The lawyers also sought a rule on the government authorities to explain why they should not be directed to produce the six students before the High Court to satisfy it that they were not held in custody illegally.

The court set Tuesday [today] for passing order on the writ petition.   

The court rebuked additional attorney general SM Munier when he told the court that the six student movement coordinators were seen taking food with forks and spoons with the detective branch chief.

‘Who asked (him) to do this?’ the court asked the government attorney.

‘Catching people at random and taking them to the dining table like the politicians…doing mockery with the nation,’ the court said.    

Fellows and family members on Sunday alleged that law enforcement agencies picked up the students, mostly from private hospitals where they were undergoing treatment.

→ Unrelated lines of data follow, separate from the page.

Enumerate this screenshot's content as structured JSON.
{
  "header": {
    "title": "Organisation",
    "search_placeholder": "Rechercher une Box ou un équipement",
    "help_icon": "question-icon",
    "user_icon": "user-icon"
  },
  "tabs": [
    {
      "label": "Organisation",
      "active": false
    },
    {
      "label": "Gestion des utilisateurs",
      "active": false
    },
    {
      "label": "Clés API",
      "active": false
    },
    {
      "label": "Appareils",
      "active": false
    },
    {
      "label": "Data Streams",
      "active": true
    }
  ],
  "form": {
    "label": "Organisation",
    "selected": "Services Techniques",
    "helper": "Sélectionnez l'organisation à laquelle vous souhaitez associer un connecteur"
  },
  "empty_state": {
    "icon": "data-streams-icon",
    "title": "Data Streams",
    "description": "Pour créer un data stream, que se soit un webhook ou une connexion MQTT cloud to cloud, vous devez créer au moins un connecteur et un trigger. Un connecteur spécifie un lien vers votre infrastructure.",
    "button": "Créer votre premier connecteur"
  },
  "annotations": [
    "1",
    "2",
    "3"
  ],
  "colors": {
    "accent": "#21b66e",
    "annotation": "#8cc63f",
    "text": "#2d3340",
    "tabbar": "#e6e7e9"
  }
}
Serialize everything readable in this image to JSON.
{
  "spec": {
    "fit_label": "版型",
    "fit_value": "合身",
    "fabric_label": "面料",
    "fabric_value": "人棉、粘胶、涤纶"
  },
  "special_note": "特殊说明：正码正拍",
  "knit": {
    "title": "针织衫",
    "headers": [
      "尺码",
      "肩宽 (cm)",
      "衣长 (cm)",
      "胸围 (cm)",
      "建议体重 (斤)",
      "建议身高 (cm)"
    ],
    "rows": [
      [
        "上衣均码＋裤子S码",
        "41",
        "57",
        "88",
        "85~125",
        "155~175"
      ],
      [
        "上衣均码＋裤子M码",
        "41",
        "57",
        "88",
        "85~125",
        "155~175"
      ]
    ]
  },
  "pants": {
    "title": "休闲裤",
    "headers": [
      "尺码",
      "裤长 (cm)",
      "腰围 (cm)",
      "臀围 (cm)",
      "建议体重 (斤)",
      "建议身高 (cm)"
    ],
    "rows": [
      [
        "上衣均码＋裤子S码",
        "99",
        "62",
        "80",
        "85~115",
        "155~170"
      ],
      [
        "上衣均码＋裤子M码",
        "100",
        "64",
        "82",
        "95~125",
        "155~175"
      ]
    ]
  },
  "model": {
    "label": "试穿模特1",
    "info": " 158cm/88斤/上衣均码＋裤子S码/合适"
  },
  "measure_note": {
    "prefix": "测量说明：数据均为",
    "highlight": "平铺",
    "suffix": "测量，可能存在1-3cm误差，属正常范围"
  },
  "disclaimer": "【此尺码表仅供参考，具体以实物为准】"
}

Some of the coordinators who were admitted to hospital after release from confinement alleged that they were blindfolded and brutally tortured and beaten by people who identified themselves as members of law enforcement agencies.

Senior lawyers ZI Khan Panna, Aneek R Haque and Sara Hossain questioned the legality of law enforcers firing on protesters indiscriminately. 

They argued that that the law enforcers had no right to pick or confine any citizens without any charges and an arrest warrants.

Sara Hossain argued that the law did not permit the law enforcers to confine a citizen in the name of safe custody. 

Additional attorney generals SM Munier, Sk Md Morshed and Mehedi Hassan Chowdhury justified the action of the law enforcement agencies to contain the protesters and law and order.